3. D'autre part, aux termes de l'article L. 423-8 du code de l'entrée et du séjour des étrangers et du droit d'asile : " Pour la délivrance de la carte de séjour prévue à l'article L. 423-7, lorsque la filiation est établie à l'égard d'un parent en application de l'article 316 du code civil, le demandeur, s'il n'est pas l'auteur de la reconnaissance de paternité ou de maternité, doit justifier que celui-ci contribue effectivement à l'entretien et à l'éducation de l'enfant, dans les conditions prévues à l'article 371-2 du code civil, ou produire une décision de justice relative à la contribution à l'éducation et à l'entretien de l'enfant. Lorsque le lien de filiation est établi mais que la preuve de la contribution n'est pas rapportée ou qu'aucune décision de justice n'est intervenue, le droit au séjour du demandeur s'apprécie au regard du respect de sa vie privée et familiale et au regard de l'intérêt supérieur de l'enfant ". Aux termes de l'article 371-2 du code civil : " Chacun des parents contribue à l'entretien et à l'éducation des enfants à proportion de ses ressources, de celles de l'autre parent, ainsi que des besoins de l'enfant. Cette obligation ne cesse de plein droit ni lorsque l'autorité parentale ou son exercice est retiré, ni lorsque l'enfant est majeur ".
4. Si un acte de droit privé opposable aux tiers est en principe opposable dans les mêmes conditions à l'administration tant qu'il n'a pas été déclaré nul par le juge judiciaire, il appartient cependant à l'administration, lorsque se révèle une fraude commise en vue d'obtenir l'application de dispositions de droit public, d'y faire échec, même dans le cas où cette fraude revêt la forme d'un acte de droit privé. Ce principe peut conduire l'administration, qui doit exercer ses compétences sans pouvoir renvoyer une question préjudicielle à l'autorité judiciaire, à ne pas tenir compte, dans l'exercice de ces compétences, d'actes de droit privé opposables aux tiers. Tel est le cas pour la mise en œuvre des dispositions précitées de l'article L. 423-7 du code de l'entrée et du séjour des étrangers et du droit d'asile, qui n'ont pas entendu écarter l'application des principes ci-dessus rappelés. Par conséquent, si la reconnaissance d'un enfant est opposable aux tiers, en tant qu'elle établit un lien de filiation et, le cas échéant, en tant qu'elle permet l'acquisition par l'enfant de la nationalité française, dès lors que cette reconnaissance a été effectuée conformément aux conditions prévues par le code civil, et s'impose donc en principe à l'administration tant qu'une action en contestation de filiation n'a pas abouti, il appartient néanmoins au préfet, s'il est établi, lors de l'examen d'une demande de titre de séjour présentée sur le fondement de l'article L. 423-7 du code de l'entrée et du séjour des étrangers et du droit d'asile, que la reconnaissance de paternité a été souscrite dans le but de faciliter l'obtention de la nationalité française ou d'un titre de séjour, de faire échec à cette fraude et de refuser, sous le contrôle du juge de l'excès de pouvoir, tant que la prescription prévue par les articles 321 et 335 du code civil n'est pas acquise, la délivrance du titre de séjour sollicité par la personne se présentant comme père ou mère d'un enfant français.
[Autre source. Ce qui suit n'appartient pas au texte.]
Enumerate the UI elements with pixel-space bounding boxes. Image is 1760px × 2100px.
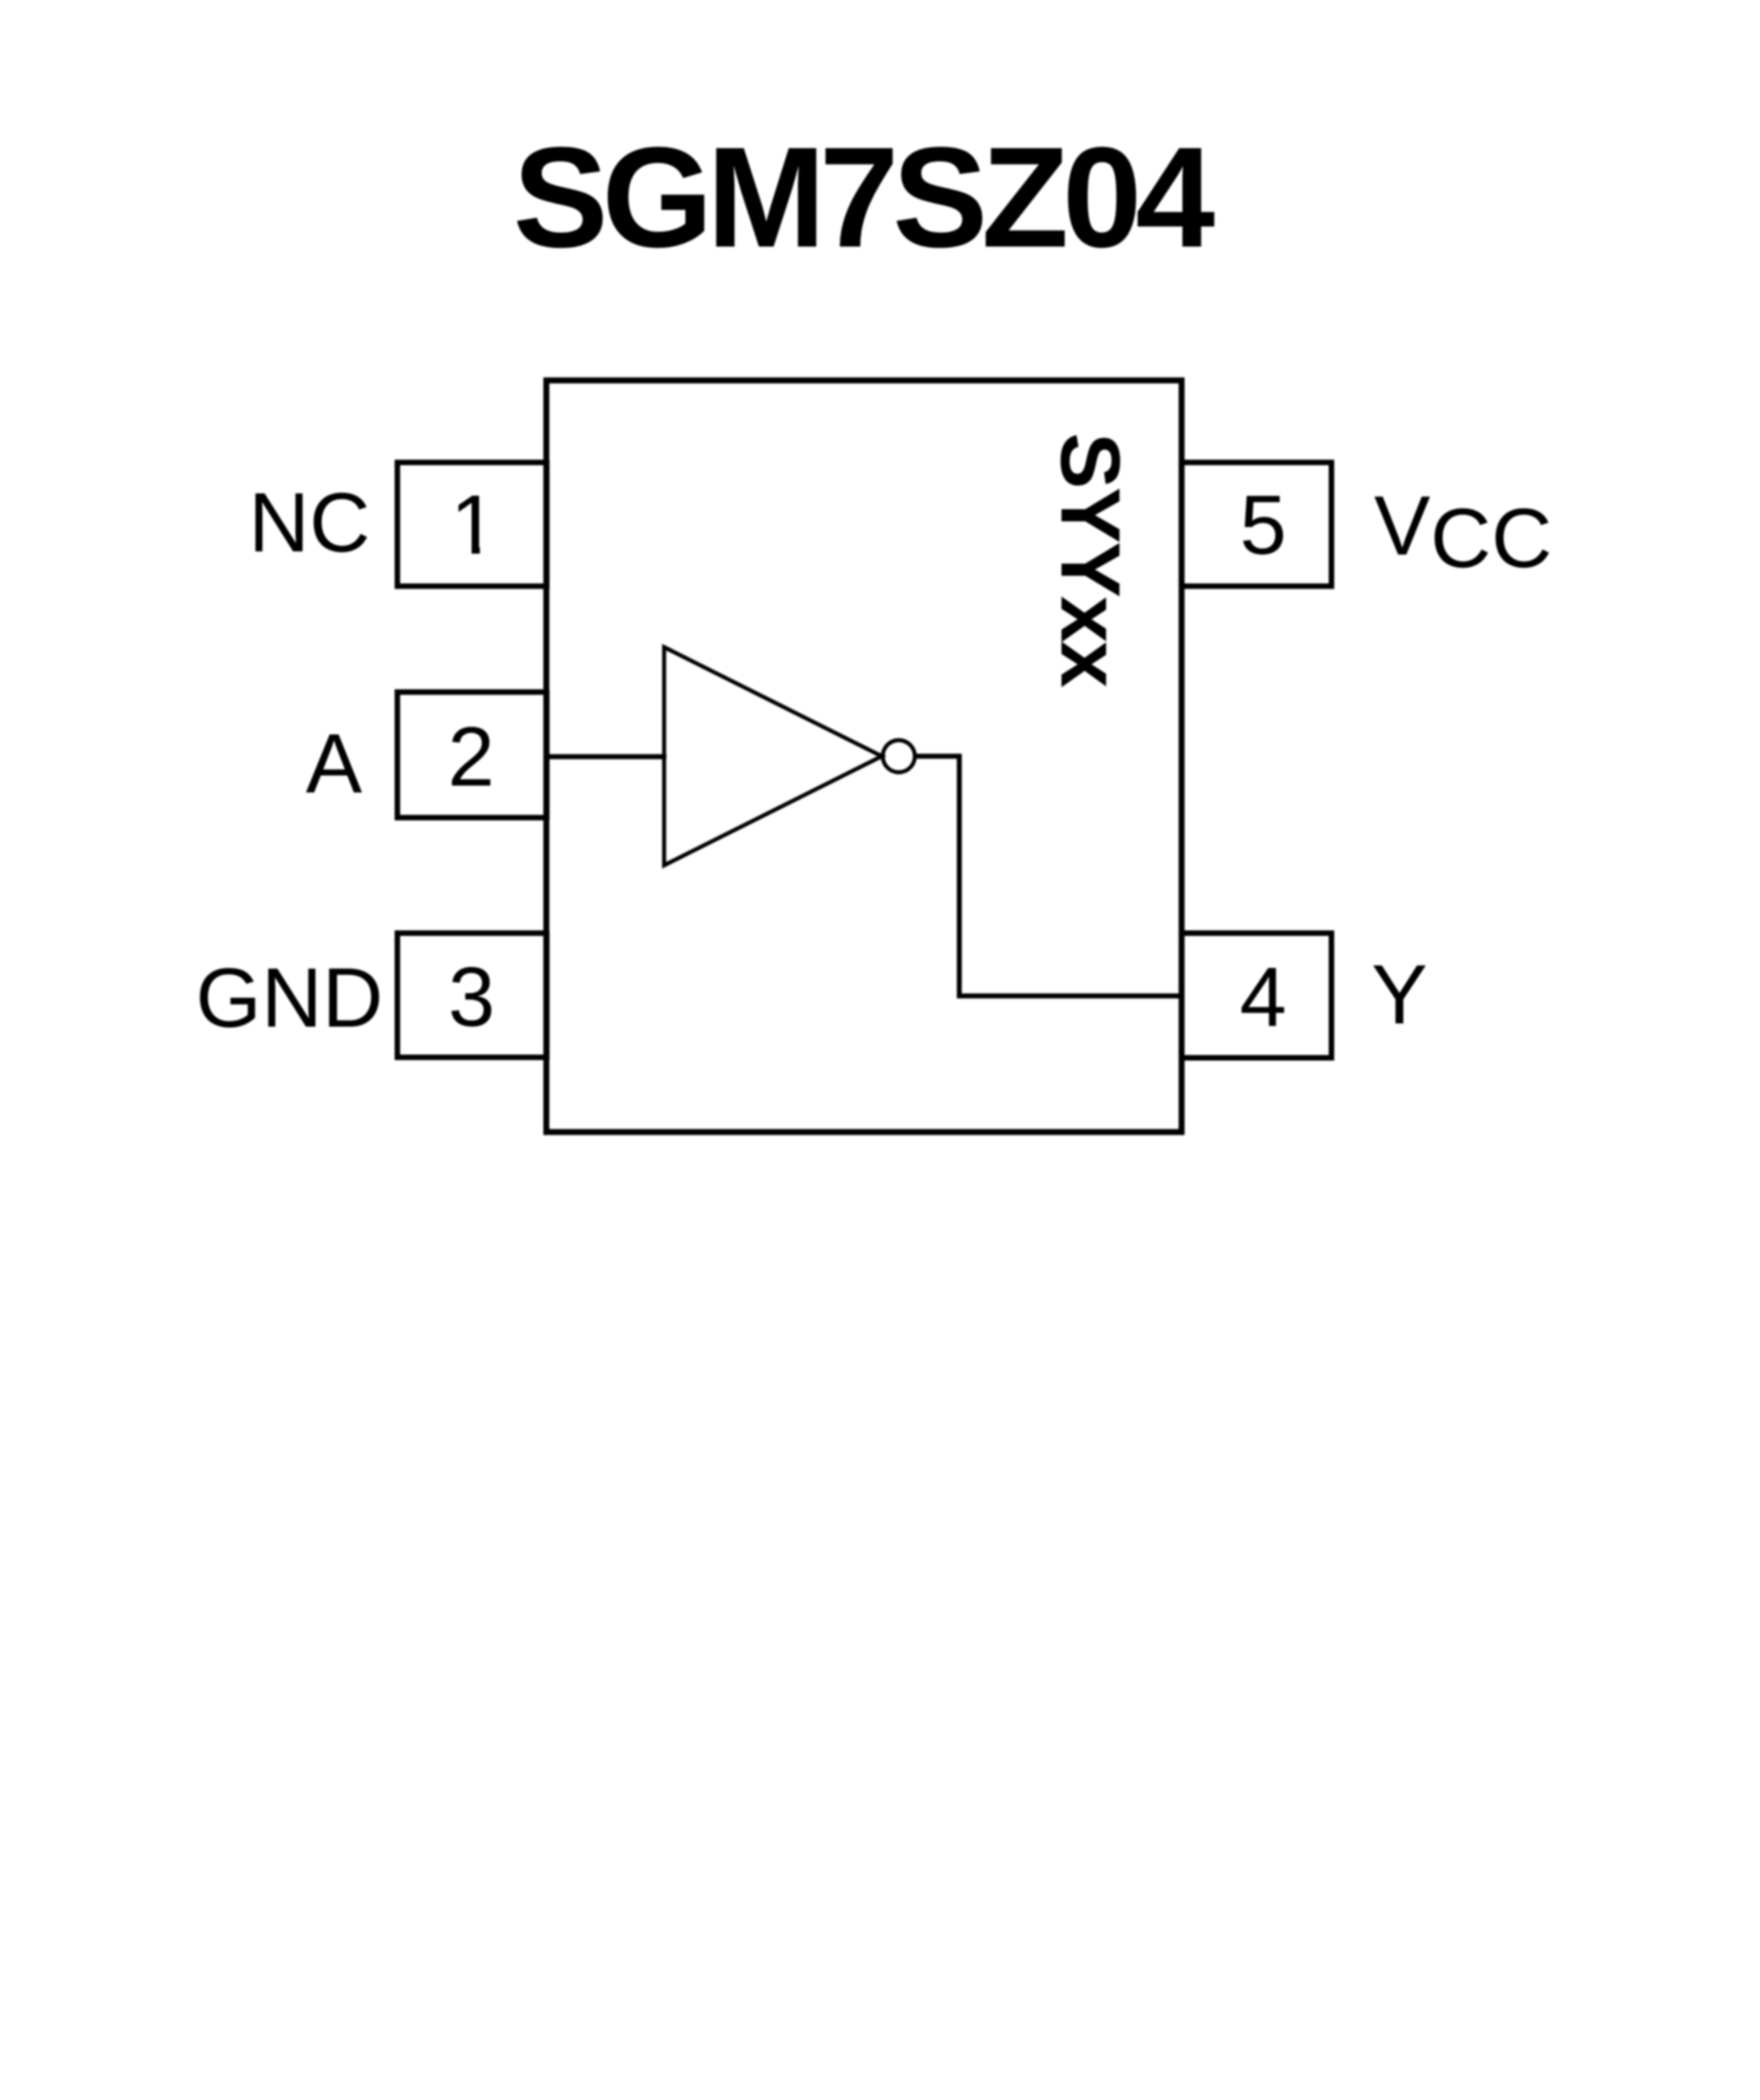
pin 5 box: [1182, 463, 1332, 587]
svg-text:3: 3: [448, 951, 495, 1044]
svg-text:SGM7SZ04: SGM7SZ04: [513, 118, 1215, 278]
svg-text:2: 2: [447, 710, 494, 804]
pin 4 box: [1182, 933, 1332, 1058]
IC body U1: [546, 380, 1182, 1132]
svg-text:4: 4: [1239, 951, 1286, 1045]
svg-text:NC: NC: [248, 477, 370, 570]
pin 2 box: [398, 692, 547, 818]
svg-text:VCC: VCC: [1374, 479, 1552, 586]
wire from bubble to pin 4: [915, 756, 1182, 996]
svg-text:5: 5: [1239, 478, 1286, 572]
inverter U1A triangle: [665, 647, 883, 865]
svg-text:1: 1: [450, 478, 497, 572]
svg-text:Y: Y: [1371, 949, 1427, 1042]
pin 3 box: [398, 933, 547, 1058]
svg-text:SYYxx: SYYxx: [1043, 433, 1137, 687]
pin 1 box: [398, 463, 547, 587]
svg-text:A: A: [306, 718, 363, 811]
wire from pin 2 to inverter input: [546, 754, 666, 759]
svg-text:GND: GND: [196, 951, 383, 1045]
inverter output bubble: [883, 741, 915, 773]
5. Pour annuler l'arrêté en litige, le tribunal administratif d'Orléans a estimé que le préfet ne pouvait être regardé comme ayant apporté des éléments précis et concordants de nature à établir que M. A ne serait pas le père biologique des enfants de la requérante. Puis, conformément aux dispositions précitées de l'article L. 423-8, le tribunal a apprécié le droit au séjour de l'intéressée, en l'absence de preuve de la contribution du père et d'une décision de justice, au regard de sa vie privée et familiale et de l'intérêt supérieur de sa fille mineure résidant en France et a accueilli, dans les circonstances très particulières de l'espèce, le moyen tiré de la méconnaissance de l'article L. 423-7 du code de l'entrée et du séjour des étrangers et du droit d'asile, combiné à l'article L. 423-8 du même code, selon lequel le droit au séjour du demandeur s'apprécie au regard du respect de sa vie privée et familiale et au regard de l'intérêt supérieur de l'enfant.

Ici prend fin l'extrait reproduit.